Failin işlediği suç ne olursa olsun faile verilecek cezanın insan onurunu ve haysiyetini zedelemeyecek, faili tekrar topluma kazandırabilecek bir ceza niteliğine haiz olmasını sağlayan ilke hümanizm ilkesidir. Hümanizm ilkesi Ceza Hukukunda öngörülen cezaların amacının faili ıslah etme yeniden topluma kazandırma olduğu düşüncesine dayanır.

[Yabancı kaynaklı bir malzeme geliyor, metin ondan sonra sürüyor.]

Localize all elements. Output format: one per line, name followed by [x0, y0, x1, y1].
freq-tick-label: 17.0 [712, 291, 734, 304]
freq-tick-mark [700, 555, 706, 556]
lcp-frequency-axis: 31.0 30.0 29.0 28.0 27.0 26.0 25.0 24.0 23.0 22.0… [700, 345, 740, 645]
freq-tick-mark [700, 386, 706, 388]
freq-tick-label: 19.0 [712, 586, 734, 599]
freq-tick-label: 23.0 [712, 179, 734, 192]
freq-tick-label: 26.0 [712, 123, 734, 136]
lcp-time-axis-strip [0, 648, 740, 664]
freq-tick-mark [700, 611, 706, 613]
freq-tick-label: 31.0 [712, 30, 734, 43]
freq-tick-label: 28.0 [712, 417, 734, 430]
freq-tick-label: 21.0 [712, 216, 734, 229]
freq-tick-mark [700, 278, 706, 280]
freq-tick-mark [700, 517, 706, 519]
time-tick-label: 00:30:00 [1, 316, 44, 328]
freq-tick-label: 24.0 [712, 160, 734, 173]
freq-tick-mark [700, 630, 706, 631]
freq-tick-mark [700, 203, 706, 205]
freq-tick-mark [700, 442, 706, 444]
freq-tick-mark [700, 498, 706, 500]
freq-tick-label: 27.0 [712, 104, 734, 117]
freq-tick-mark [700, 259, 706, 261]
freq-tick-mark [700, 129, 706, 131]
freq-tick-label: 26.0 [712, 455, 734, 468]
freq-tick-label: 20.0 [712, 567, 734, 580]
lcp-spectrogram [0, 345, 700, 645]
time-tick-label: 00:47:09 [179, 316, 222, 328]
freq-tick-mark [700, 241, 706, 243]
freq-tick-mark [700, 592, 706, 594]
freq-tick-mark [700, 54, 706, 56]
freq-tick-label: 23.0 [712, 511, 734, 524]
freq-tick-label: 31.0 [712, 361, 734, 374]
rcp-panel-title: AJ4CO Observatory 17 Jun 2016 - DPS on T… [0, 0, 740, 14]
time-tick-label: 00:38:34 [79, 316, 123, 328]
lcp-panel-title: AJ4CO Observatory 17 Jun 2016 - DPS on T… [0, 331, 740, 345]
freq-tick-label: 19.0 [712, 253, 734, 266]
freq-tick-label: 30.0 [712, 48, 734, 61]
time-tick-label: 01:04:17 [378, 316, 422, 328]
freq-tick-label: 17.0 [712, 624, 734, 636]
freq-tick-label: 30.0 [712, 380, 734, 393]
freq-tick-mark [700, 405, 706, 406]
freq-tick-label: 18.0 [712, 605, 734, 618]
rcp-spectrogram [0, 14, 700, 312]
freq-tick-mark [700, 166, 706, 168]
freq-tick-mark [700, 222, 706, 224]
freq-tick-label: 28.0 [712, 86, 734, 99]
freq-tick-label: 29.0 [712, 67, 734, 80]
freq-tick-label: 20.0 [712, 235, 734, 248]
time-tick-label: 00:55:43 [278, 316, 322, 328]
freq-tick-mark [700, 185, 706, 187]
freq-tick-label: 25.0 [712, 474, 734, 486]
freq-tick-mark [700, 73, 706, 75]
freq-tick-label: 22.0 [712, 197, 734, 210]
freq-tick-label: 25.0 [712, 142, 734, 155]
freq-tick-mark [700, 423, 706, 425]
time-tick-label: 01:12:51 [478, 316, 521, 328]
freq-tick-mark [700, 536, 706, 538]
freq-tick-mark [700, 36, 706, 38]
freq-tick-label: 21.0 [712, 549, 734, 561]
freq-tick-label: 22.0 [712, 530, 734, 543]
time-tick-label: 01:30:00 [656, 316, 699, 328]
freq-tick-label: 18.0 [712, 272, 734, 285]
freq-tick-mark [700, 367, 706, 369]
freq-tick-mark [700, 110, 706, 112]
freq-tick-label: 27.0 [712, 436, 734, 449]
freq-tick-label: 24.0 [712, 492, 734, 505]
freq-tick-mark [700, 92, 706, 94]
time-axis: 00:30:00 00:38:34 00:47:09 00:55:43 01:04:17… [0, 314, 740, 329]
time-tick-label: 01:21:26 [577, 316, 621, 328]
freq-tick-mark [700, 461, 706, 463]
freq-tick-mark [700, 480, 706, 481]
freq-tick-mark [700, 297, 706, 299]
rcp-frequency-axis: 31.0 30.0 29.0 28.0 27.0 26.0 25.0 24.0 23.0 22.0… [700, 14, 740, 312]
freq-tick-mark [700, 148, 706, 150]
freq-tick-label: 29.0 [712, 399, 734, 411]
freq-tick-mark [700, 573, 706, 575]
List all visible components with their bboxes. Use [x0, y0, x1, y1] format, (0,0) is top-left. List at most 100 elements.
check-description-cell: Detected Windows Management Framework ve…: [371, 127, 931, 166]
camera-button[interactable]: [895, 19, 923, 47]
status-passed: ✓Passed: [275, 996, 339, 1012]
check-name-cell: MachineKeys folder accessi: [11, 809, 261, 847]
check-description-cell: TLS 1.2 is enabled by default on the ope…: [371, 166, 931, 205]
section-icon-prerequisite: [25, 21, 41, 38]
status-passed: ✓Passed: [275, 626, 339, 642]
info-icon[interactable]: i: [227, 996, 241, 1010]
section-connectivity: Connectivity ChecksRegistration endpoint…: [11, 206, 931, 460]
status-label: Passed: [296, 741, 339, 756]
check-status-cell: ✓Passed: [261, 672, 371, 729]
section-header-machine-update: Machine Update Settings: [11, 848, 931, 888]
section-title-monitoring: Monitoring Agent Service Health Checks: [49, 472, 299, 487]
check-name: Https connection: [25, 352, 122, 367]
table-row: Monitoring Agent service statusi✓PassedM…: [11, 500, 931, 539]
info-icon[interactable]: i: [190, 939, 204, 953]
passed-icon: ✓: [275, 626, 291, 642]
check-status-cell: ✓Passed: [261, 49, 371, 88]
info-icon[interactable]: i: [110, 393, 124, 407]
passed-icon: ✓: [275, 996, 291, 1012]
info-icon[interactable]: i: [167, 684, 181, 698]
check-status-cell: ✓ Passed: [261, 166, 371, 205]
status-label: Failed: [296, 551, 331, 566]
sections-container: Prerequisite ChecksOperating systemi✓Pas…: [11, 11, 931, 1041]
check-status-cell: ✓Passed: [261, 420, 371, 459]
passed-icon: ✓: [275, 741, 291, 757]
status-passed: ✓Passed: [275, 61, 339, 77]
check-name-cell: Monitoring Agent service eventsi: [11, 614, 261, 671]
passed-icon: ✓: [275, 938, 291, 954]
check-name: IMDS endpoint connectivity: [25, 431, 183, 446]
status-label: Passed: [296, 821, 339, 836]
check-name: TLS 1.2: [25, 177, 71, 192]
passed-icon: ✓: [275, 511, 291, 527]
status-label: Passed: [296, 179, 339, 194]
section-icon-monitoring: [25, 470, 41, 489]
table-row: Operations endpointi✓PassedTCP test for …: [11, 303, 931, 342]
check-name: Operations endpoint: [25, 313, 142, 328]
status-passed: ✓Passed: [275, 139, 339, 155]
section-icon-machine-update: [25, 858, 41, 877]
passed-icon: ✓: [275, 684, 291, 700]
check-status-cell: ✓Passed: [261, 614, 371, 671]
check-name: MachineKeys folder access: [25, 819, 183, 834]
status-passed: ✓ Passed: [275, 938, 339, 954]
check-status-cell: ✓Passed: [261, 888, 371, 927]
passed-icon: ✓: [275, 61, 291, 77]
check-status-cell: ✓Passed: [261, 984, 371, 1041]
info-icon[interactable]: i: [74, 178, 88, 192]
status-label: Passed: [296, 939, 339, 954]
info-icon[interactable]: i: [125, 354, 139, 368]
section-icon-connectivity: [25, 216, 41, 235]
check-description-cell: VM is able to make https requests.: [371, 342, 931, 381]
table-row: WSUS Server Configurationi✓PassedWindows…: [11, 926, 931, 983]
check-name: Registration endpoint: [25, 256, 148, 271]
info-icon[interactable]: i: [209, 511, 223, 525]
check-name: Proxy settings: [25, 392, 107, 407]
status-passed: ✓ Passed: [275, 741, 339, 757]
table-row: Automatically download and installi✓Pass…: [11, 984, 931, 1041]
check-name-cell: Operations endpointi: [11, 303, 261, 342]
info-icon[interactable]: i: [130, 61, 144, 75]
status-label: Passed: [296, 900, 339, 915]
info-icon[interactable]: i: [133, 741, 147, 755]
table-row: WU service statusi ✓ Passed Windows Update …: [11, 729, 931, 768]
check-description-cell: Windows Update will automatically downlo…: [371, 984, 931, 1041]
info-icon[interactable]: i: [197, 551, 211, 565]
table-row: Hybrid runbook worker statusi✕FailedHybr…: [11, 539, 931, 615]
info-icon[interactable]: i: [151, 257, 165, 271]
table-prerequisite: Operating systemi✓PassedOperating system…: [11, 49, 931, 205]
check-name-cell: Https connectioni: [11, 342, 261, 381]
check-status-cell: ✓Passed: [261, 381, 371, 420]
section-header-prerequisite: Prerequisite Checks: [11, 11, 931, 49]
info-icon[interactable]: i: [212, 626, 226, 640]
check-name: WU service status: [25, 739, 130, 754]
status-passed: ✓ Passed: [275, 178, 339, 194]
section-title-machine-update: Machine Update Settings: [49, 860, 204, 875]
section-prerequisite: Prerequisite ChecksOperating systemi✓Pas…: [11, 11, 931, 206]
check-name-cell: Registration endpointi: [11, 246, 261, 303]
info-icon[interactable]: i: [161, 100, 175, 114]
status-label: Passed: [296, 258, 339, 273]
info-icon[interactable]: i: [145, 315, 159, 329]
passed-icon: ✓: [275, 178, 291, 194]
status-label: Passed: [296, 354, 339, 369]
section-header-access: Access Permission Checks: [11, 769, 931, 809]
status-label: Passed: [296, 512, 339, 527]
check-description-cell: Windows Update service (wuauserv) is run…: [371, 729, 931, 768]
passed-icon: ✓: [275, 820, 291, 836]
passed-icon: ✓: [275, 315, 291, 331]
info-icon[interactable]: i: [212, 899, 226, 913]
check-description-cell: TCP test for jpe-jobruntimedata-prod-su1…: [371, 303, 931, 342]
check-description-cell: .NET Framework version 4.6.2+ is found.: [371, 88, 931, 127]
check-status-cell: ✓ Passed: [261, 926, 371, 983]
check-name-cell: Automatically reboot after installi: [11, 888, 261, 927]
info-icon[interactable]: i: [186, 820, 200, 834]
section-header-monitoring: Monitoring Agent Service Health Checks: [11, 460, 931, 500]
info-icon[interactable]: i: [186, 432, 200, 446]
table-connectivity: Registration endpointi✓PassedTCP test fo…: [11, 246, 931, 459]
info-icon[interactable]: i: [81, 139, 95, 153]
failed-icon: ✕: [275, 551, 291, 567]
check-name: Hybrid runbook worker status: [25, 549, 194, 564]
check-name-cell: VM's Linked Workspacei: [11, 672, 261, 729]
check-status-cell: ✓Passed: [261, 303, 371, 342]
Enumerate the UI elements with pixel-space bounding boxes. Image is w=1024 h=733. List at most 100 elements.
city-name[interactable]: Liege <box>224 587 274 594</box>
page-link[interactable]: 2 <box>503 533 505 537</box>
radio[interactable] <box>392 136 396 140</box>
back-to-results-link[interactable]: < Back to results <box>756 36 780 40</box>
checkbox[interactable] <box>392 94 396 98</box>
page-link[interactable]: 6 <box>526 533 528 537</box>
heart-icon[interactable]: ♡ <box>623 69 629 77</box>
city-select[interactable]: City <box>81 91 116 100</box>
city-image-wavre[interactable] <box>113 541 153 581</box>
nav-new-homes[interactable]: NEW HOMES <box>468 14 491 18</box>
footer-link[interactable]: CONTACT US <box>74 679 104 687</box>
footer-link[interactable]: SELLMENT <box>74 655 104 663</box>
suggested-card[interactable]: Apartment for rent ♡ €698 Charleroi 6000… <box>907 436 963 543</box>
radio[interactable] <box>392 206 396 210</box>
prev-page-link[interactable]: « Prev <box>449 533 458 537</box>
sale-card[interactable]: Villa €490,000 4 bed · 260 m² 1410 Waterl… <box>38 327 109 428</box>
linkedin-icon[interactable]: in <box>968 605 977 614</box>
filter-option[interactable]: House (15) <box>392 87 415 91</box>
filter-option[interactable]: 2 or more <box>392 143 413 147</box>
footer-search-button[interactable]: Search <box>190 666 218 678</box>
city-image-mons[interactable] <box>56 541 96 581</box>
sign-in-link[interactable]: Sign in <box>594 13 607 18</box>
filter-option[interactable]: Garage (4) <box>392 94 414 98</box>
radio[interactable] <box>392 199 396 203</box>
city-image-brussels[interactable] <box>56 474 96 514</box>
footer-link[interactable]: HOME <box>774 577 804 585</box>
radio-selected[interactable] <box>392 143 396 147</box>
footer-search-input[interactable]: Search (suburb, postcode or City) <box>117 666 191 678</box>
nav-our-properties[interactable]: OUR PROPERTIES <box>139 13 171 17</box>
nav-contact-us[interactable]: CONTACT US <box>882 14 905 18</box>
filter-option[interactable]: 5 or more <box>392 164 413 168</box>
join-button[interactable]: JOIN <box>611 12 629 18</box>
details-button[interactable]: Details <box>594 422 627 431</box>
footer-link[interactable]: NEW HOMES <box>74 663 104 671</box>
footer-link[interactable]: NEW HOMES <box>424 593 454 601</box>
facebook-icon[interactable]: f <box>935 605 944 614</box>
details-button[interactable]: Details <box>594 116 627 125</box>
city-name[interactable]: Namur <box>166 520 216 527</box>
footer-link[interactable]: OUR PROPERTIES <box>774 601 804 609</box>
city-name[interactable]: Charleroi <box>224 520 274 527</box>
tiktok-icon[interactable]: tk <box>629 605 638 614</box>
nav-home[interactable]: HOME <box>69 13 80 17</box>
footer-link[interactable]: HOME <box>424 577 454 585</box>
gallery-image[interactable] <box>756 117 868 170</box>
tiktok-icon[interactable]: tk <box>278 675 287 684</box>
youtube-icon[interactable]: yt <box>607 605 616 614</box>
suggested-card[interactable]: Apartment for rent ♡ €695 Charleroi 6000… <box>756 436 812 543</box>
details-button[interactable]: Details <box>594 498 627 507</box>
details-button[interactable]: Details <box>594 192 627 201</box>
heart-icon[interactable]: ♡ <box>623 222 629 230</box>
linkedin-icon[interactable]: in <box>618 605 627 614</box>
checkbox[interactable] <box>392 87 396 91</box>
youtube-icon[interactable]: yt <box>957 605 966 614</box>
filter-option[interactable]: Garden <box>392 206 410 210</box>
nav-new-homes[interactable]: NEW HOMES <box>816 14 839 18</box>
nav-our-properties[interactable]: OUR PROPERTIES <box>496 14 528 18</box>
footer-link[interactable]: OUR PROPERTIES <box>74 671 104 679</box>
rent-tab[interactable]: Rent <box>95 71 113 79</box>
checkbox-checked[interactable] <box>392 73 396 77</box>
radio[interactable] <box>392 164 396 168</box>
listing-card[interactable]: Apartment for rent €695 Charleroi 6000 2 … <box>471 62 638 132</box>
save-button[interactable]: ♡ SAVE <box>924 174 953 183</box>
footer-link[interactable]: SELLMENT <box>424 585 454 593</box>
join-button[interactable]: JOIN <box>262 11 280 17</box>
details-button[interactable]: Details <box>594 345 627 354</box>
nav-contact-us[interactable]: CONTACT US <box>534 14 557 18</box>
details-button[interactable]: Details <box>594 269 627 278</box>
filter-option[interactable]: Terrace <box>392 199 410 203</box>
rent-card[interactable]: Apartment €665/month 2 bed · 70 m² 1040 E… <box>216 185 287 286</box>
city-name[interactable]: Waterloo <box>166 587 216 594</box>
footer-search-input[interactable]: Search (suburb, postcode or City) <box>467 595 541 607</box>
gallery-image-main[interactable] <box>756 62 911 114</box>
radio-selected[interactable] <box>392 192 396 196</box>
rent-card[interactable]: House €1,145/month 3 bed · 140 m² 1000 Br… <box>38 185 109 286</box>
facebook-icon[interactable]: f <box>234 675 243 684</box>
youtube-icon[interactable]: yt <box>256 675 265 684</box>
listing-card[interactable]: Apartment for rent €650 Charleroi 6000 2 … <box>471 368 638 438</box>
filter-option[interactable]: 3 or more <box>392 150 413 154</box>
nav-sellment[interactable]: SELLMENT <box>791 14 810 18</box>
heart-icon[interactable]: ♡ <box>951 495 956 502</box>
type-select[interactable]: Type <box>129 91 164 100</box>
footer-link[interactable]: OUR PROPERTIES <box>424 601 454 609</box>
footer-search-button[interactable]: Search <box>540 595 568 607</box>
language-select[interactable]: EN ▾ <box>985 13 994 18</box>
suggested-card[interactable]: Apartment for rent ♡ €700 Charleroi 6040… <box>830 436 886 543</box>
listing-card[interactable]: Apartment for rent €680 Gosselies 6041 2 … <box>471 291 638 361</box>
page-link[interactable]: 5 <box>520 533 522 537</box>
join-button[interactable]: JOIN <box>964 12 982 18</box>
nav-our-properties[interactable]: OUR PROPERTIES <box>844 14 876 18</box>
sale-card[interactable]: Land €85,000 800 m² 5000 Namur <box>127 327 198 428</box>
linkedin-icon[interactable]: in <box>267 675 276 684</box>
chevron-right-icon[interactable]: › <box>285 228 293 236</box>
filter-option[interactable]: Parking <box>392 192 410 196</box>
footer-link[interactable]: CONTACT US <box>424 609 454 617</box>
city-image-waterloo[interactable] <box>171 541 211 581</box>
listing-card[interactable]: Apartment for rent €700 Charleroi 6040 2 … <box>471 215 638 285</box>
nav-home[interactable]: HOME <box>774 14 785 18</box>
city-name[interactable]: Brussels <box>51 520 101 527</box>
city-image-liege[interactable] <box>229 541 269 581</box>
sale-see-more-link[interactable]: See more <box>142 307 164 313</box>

Şüpheden Sanık Yararlanır İlkesi

Şüpheden sanık yararlanır ilkesi(in dubio pro reo), kişinin işlemiş olduğu iddia edilen eylemden ötürü mahkum olabilmesi için bu eylemin onun tarafından işlendiğinin kesin olarak herhangi bir kuşkuya yer vermeyecek şekilde kanıtlanmış olmasını aksi halde en küçük bir şüphenin bile sanık lehine değerlendirilmesi gerektiğini ifade eder. Ceza yargılamasında her birey baştan itibaren hem ulusal hem de uluslararası mevzuat gereğince suçsuz kabul edilmekte olup, bu durum masumiyet karinesi olarak izah edilmektedir. Şüpheden sanık yararlanır ilkesi de masumiyet karinesinin doğal bir sonucu olup, ceza yargılaması nihayetinde suçun sanık tarafından işlendiği kesin olarak ortaya konamadıysa sanığın cezalandırılması mümkün olmayacaktır.

Ceza Yargısı

Ceza yargısında genel yetkili mahkeme Asliye Ceza Mahkemeleridir. 10 yıldan fazla hapis cezasını gerektiren suçların yargılaması Ağır Ceza Mahkemeleri tarafından yapılır. Uzmanlık mahkemeleri; Çocuk Mahkemeleri, Çocuk Ağır Ceza Mahkemeleri, Fikri ve Sınaî Haklar Mahkemeleri, İcra Ceza Mahkemeleridir. Sulh Ceza Hakimliği ise CMK’ya göre belli soruşturma işlemleriyle bu işlemlere karşı yapılan itirazlar ve idari nitelikte olan bazı işlemlere karşı yapılan itirazları inceleyen bir yapı olarak görev yapmaktadır. Kanunda hakimlik olarak düzenlenen Sulh Ceza Hakimliği, AİHM’ye göre mahkeme olarak kabul edilmektedir.